Top of the range Etrex model. Features barometric altimeter, electronic compass, 24Mb of memory capable of holding very detailed downloadable maps - as well as the usual waypoints, tracks, routes, etc, etc.
Rating is average of good and bad. This unit is small, lightweight, has large memory, and a good screen. Battery life is poor and the antenna is not very good. I also found the Vista controls hard to operate. I also have a Garmin III+ with a great antenna, smaller memory, heavier, four batteries (great batter life), and no compass or altimeter - I kept the III+ and sold the Vista. Your mileage may vary.
I really like this product. It's features are very handy and click-stick makes it very easy to use. It is also very easy to use with computerized map programs. Packed with extras and lots of memory space. The only reason for its four star rating is the battery life. I use this with rechargeable batteries and it drains them in no time. Also it can take a while for it to find the satelites at startup.
I have the Vista and Legend models. Both units perform reliably (purshased the Legend over 3 years ago). They are compact enough to take anywhere. With rechargeable NiMH batteries, I usually get about 10 hours of run time. The menu and general operation of the unit is user-friendly and simple.
My only gripe is that the control stick (on both units) is sometimes erratic. This can be frustrating when you're trying to enter a waypoint, pan the map, or toggle through the menu. Aside from this shortcoming, which is an inconvenience but not a show-stopper, the eTrex is the perfect product that I won't travel without.
I owned a Garmin eTrex Vista for several years and used it over all kinds of terrain. It was used in conjunction with Terrain Navigator (computerized Topo software) to plan each outing, then, download waypoints along my proposed route. After each outing, I moved my actual track from the GPS to Terrain Navigator to serve as a permanent record.
As a general rule this worked well in open terrain; however in heavily forested areas or in deep canyons, the eTrex Vista often lost contact with available satellites. This caused it to record very erratic tracks, which then had to be corrected in my Topo software by hand – a very tedious affair, to be sure.

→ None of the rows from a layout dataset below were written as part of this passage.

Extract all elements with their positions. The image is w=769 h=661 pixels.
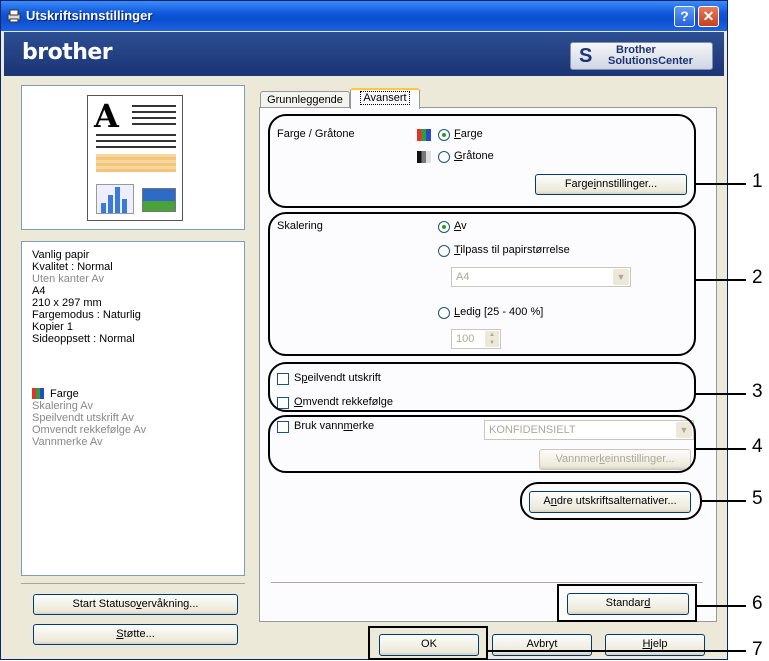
left-divider xyxy=(21,583,245,584)
summary-line: Farge xyxy=(50,388,79,400)
spin-down-icon[interactable]: ▼ xyxy=(485,339,499,347)
settings-summary: Vanlig papir Kvalitet : Normal Uten kant… xyxy=(21,241,245,576)
watermark-value: KONFIDENSIELT xyxy=(489,424,576,436)
use-watermark-checkbox[interactable] xyxy=(277,421,289,433)
preview-image-icon xyxy=(142,188,176,212)
chevron-down-icon: ▼ xyxy=(613,269,629,285)
summary-line: Uten kanter Av xyxy=(32,273,104,285)
grayscale-icon xyxy=(417,151,431,163)
summary-line: Kvalitet : Normal xyxy=(32,261,113,273)
preview-letter-icon: A xyxy=(94,97,119,135)
reverse-order-label[interactable]: Omvendt rekkefølge xyxy=(294,396,393,408)
start-status-monitor-button[interactable]: Start Statusovervåkning... xyxy=(33,594,238,615)
scaling-percent-spinner[interactable]: 100 ▲ ▼ xyxy=(451,329,501,349)
paper-size-select[interactable]: A4 ▼ xyxy=(451,267,631,287)
summary-line: A4 xyxy=(32,285,46,297)
help-button[interactable]: Hjelp xyxy=(605,634,705,656)
tab-advanced-label: Avansert xyxy=(360,91,410,105)
ok-button[interactable]: OK xyxy=(379,634,479,656)
support-button-label-a: S xyxy=(116,628,124,640)
preview-table-icon xyxy=(96,154,176,172)
callout-leader-3 xyxy=(696,393,746,395)
reverse-order-checkbox[interactable] xyxy=(277,397,289,409)
default-button[interactable]: Standard xyxy=(567,593,689,615)
color-radio-label[interactable]: Farge xyxy=(454,128,483,140)
support-button-label-b: tøtte... xyxy=(123,628,155,640)
mirror-print-checkbox[interactable] xyxy=(277,373,289,385)
grayscale-radio-label[interactable]: Gråtone xyxy=(454,150,494,162)
callout-number-6: 6 xyxy=(752,593,763,614)
scaling-label: Skalering xyxy=(277,220,323,232)
printer-icon xyxy=(7,9,21,23)
scaling-off-label[interactable]: Av xyxy=(454,220,467,232)
free-scaling-radio[interactable] xyxy=(438,307,450,319)
summary-line: Speilvendt utskrift Av xyxy=(32,412,134,424)
scaling-percent-value: 100 xyxy=(456,333,475,345)
callout-number-7: 7 xyxy=(752,639,763,660)
color-settings-button[interactable]: Fargeinnstillinger... xyxy=(535,174,687,195)
title-bar[interactable]: Utskriftsinnstillinger ? ✕ xyxy=(1,1,727,31)
cancel-button[interactable]: Avbryt xyxy=(492,634,592,656)
close-button[interactable]: ✕ xyxy=(698,6,719,27)
help-title-button[interactable]: ? xyxy=(674,6,695,27)
print-settings-window: Utskriftsinnstillinger ? ✕ brother S Bro… xyxy=(0,0,728,660)
callout-leader-2 xyxy=(696,279,746,281)
scaling-off-radio[interactable] xyxy=(438,221,450,233)
callout-number-5: 5 xyxy=(752,488,763,509)
color-icon xyxy=(417,129,431,141)
summary-line: Skalering Av xyxy=(32,400,93,412)
fit-to-paper-radio[interactable] xyxy=(438,245,450,257)
callout-leader-4 xyxy=(696,448,746,450)
summary-line: Kopier 1 xyxy=(32,321,73,333)
callout-leader-7 xyxy=(488,650,746,652)
brother-logo: brother xyxy=(22,40,113,65)
callout-number-1: 1 xyxy=(752,171,763,192)
color-mode-icon xyxy=(32,388,44,399)
window-title: Utskriftsinnstillinger xyxy=(26,8,153,23)
tab-advanced[interactable]: Avansert xyxy=(350,88,420,109)
color-grayscale-label: Farge / Gråtone xyxy=(277,128,355,140)
callout-number-4: 4 xyxy=(752,436,763,457)
summary-line: Vanlig papir xyxy=(32,249,90,261)
callout-number-2: 2 xyxy=(752,267,763,288)
solutions-center-line2: SolutionsCenter xyxy=(608,55,693,67)
callout-leader-1 xyxy=(696,183,746,185)
callout-leader-5 xyxy=(702,500,746,502)
document-preview-icon: A xyxy=(87,95,183,221)
preview-chart-icon xyxy=(96,184,134,214)
color-radio[interactable] xyxy=(438,129,450,141)
watermark-select[interactable]: KONFIDENSIELT ▼ xyxy=(484,420,694,440)
status-button-label-c: ervåkning... xyxy=(141,598,199,610)
watermark-settings-button[interactable]: Vannmerkeinnstillinger... xyxy=(539,449,691,470)
status-button-label-a: Start Statuso xyxy=(72,598,137,610)
other-print-options-button[interactable]: Andre utskriftsalternativer... xyxy=(529,491,691,513)
summary-line: Omvendt rekkefølge Av xyxy=(32,424,147,436)
summary-line: Sideoppsett : Normal xyxy=(32,333,135,345)
chevron-down-icon: ▼ xyxy=(676,422,692,438)
fit-to-paper-label[interactable]: Tilpass til papirstørrelse xyxy=(454,244,570,256)
use-watermark-label[interactable]: Bruk vannmerke xyxy=(294,420,374,432)
summary-line: Vannmerke Av xyxy=(32,436,103,448)
summary-line: 210 x 297 mm xyxy=(32,297,102,309)
spin-up-icon[interactable]: ▲ xyxy=(485,331,499,339)
brand-banner: brother S Brother SolutionsCenter xyxy=(4,32,724,76)
callout-number-3: 3 xyxy=(752,381,763,402)
grayscale-radio[interactable] xyxy=(438,151,450,163)
panel-divider xyxy=(271,582,703,583)
paper-size-value: A4 xyxy=(456,271,470,283)
solutions-center-icon: S xyxy=(579,45,593,67)
mirror-print-label[interactable]: Speilvendt utskrift xyxy=(294,372,381,384)
callout-leader-6 xyxy=(697,605,746,607)
tab-basic[interactable]: Grunnleggende xyxy=(260,91,350,108)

Battery life with the Garmin eTrex Vista is suspect. During warm weather (above 70 degrees Fahrenheit) you can expect the batteries to last all day, and then some. But, if the temperature drops below 50 degrees, expect to replace the batteries every 4 hours or so. The eTrex Vista has a battery life icon on the main menu page. I always watched that closely (after the first couple of hours) during cold weather to see if it was time to retrieve warm batteries from my pocket.
Over all, I have to say the Garmin eTrex Vista served me well. It performed perfectly on every climb I made to the summit of a Colorado 14er and on many hikes through open or lightly forested terrain. It was only after I moved to Montana and began hiking and climbing in and through deep forested canyons that I discovered its limitations.
Though the suggested list price for a new Garmin eTrex Vista is $214, a used unit can generally be purchased on eBay for between $90 and $125, which is what I suggest if you decide this is the GPS for you.
If you're new to hiking and don't want to sink several hundred dollars into a state-of-the-art GPS, the Vista was meant for you! The unit has plenty of storage and a fairly intuitive user interface. When WAAS is disabled and the unit is in power saver mode, battery life is more than enough for a full day's hike, even on rechargeables. Accuracy is passable, and the barometric altimeter is a nice touch if you need the extra motivation of chasing altitudes on your way up!
Massive downside -- the antenna strength is poor. Be comfortable using a map and compass to navigate when in medium to heavy cover, as the Vista seems to lose signal very easily.